Страница 10 из 11
Атмосфера дома постепенно становилась все тяжелее и тяжелее. Мама, словно предчувствуя исход, стала раздражительной и даже злой. Я на фоне всего этого, тоже стала плохо себя чувствовать. Последнюю неделю так и вовсе стало тошнить по утрам.
После моего очередного утреннего обнимания с унитазом к двери туалета, держась за стену, подшаркала тапками мама и пораженно произнесла:
– Лиза! Да ты беременна!
– Что за глупости.
– Не глупости! Я, когда тобой ходила, тоже вот так обнималась. Давай скорее за тестом иди.
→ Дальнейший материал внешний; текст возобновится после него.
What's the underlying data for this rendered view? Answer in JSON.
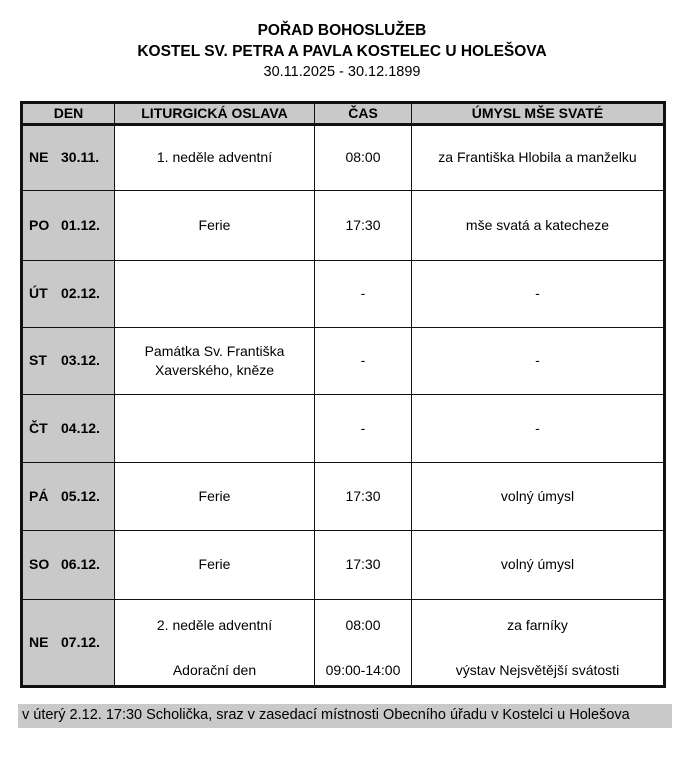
{
  "header": {
    "title": "POŘAD BOHOSLUŽEB",
    "church": "KOSTEL SV. PETRA A PAVLA KOSTELEC U HOLEŠOVA",
    "date_range": "30.11.2025 - 30.12.1899"
  },
  "table": {
    "columns": {
      "day": "DEN",
      "liturgy": "LITURGICKÁ OSLAVA",
      "time": "ČAS",
      "intention": "ÚMYSL MŠE SVATÉ"
    },
    "rows": [
      {
        "day": "NE",
        "date": "30.11.",
        "liturgy": "1. neděle adventní",
        "time": "08:00",
        "intention": "za Františka Hlobila a manželku"
      },
      {
        "day": "PO",
        "date": "01.12.",
        "liturgy": "Ferie",
        "time": "17:30",
        "intention": "mše svatá a katecheze"
      },
      {
        "day": "ÚT",
        "date": "02.12.",
        "liturgy": "",
        "time": "-",
        "intention": "-"
      },
      {
        "day": "ST",
        "date": "03.12.",
        "liturgy": "Památka Sv. Františka Xaverského, kněze",
        "time": "-",
        "intention": "-"
      },
      {
        "day": "ČT",
        "date": "04.12.",
        "liturgy": "",
        "time": "-",
        "intention": "-"
      },
      {
        "day": "PÁ",
        "date": "05.12.",
        "liturgy": "Ferie",
        "time": "17:30",
        "intention": "volný úmysl"
      },
      {
        "day": "SO",
        "date": "06.12.",
        "liturgy": "Ferie",
        "time": "17:30",
        "intention": "volný úmysl"
      },
      {
        "day": "NE",
        "date": "07.12.",
        "liturgy": "2. neděle adventní",
        "time": "08:00",
        "intention": "za farníky",
        "liturgy_secondary": "Adorační den",
        "time_secondary": "09:00-14:00",
        "intention_secondary": "výstav Nejsvětější svátosti"
      }
    ]
  },
  "footer": {
    "text": "v úterý 2.12. 17:30 Scholička, sraz v zasedací místnosti Obecního úřadu v Kostelci u Holešova"
  },
  "colors": {
    "header_fill": "#c9c9c9",
    "day_column_fill": "#c9c9c9",
    "note_fill": "#c9c9c9",
    "border": "#111111",
    "text": "#000000",
    "background": "#ffffff"
  }
}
Идти за ним я поначалу не хотела. Из-за полноты у меня часто бывали гормональные сбои, и месячные никогда не бывали регулярными. Отмахнувшись от маминых слов, уверила ее, что точно не могу быть в положении, а сама тайком купила тест и, закрывшись на работе в туалете, решилась.
Несколько минут, что надо было выждать до результата, нервно грызла ногти, а после того как его увидела, захотелось и вовсе выдрать себе волосы.
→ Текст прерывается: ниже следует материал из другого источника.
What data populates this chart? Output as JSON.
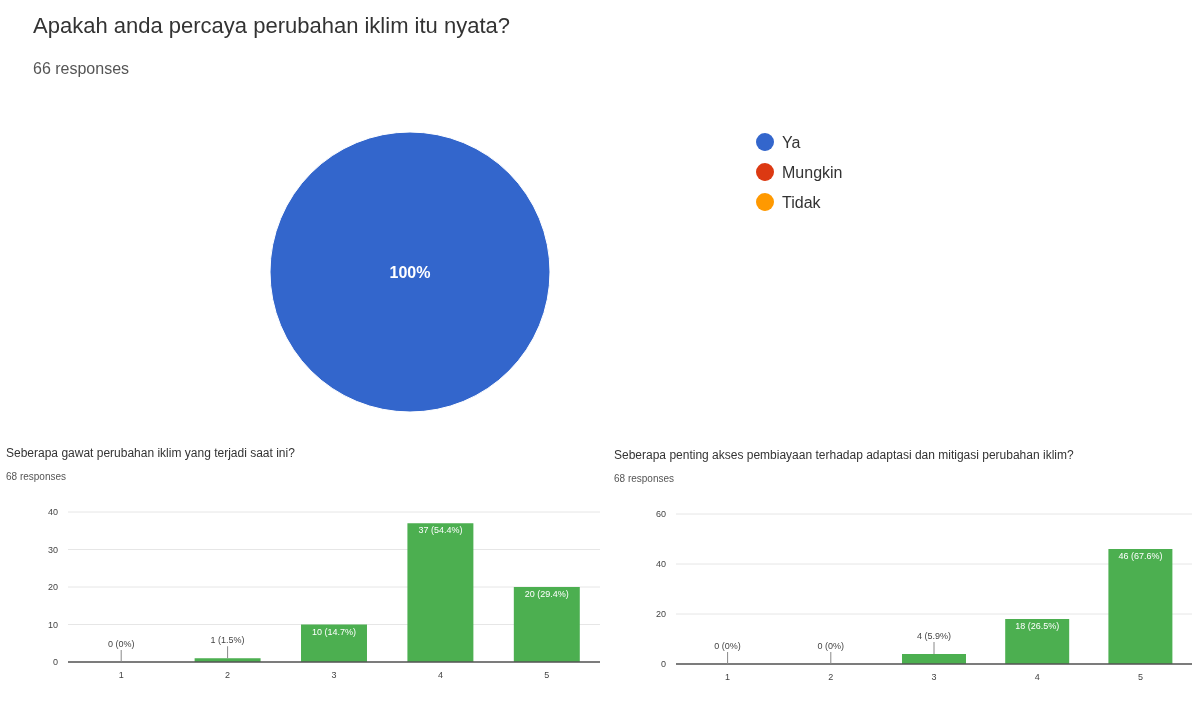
{
  "chart_data": [
    {
      "type": "pie",
      "title": "Apakah anda percaya perubahan iklim itu nyata?",
      "subtitle": "66 responses",
      "categories": [
        "Ya",
        "Mungkin",
        "Tidak"
      ],
      "values": [
        100,
        0,
        0
      ],
      "colors": [
        "#3366cc",
        "#dc3912",
        "#ff9900"
      ],
      "value_labels": [
        "100%",
        null,
        null
      ],
      "legend": "right"
    },
    {
      "type": "bar",
      "title": "Seberapa gawat perubahan iklim yang terjadi saat ini?",
      "subtitle": "68 responses",
      "categories": [
        "1",
        "2",
        "3",
        "4",
        "5"
      ],
      "values": [
        0,
        1,
        10,
        37,
        20
      ],
      "color": "#4caf50",
      "value_labels": [
        "0 (0%)",
        "1 (1.5%)",
        "10 (14.7%)",
        "37 (54.4%)",
        "20 (29.4%)"
      ],
      "ylim": [
        0,
        40
      ],
      "yticks": [
        0,
        10,
        20,
        30,
        40
      ],
      "grid": "y"
    },
    {
      "type": "bar",
      "title": "Seberapa penting akses pembiayaan terhadap adaptasi dan mitigasi perubahan iklim?",
      "subtitle": "68 responses",
      "categories": [
        "1",
        "2",
        "3",
        "4",
        "5"
      ],
      "values": [
        0,
        0,
        4,
        18,
        46
      ],
      "color": "#4caf50",
      "value_labels": [
        "0 (0%)",
        "0 (0%)",
        "4 (5.9%)",
        "18 (26.5%)",
        "46 (67.6%)"
      ],
      "ylim": [
        0,
        60
      ],
      "yticks": [
        0,
        20,
        40,
        60
      ],
      "grid": "y"
    }
  ]
}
На тесте четко выделялись две яркие красные полоски.
Вечером дома, после уже, ставших, привычных медицинских манипуляций мы с мамой сидели за нашим кухонным столом, и мирно пили чай. Вернее, его пила мама. Мне же кусок в горло не лез. Я была настолько обескуражена и напугана свалившейся на меня беременностью, что и не знала верить или нет. Беременной я себя не ощущала и уж тем более не испытывала по этому поводу какую-то радость.
– Тебя что-то гложет? – спросила мама и кивнула на печенье, что я взяла в руку, но так и не откусила, – Ты совсем не ешь.
Глупо было бы скрывать от матери правду. Она все равно узнает.
– Ты была права, мам. Я беременна, – вдохнула, глядя на свой остывший чай.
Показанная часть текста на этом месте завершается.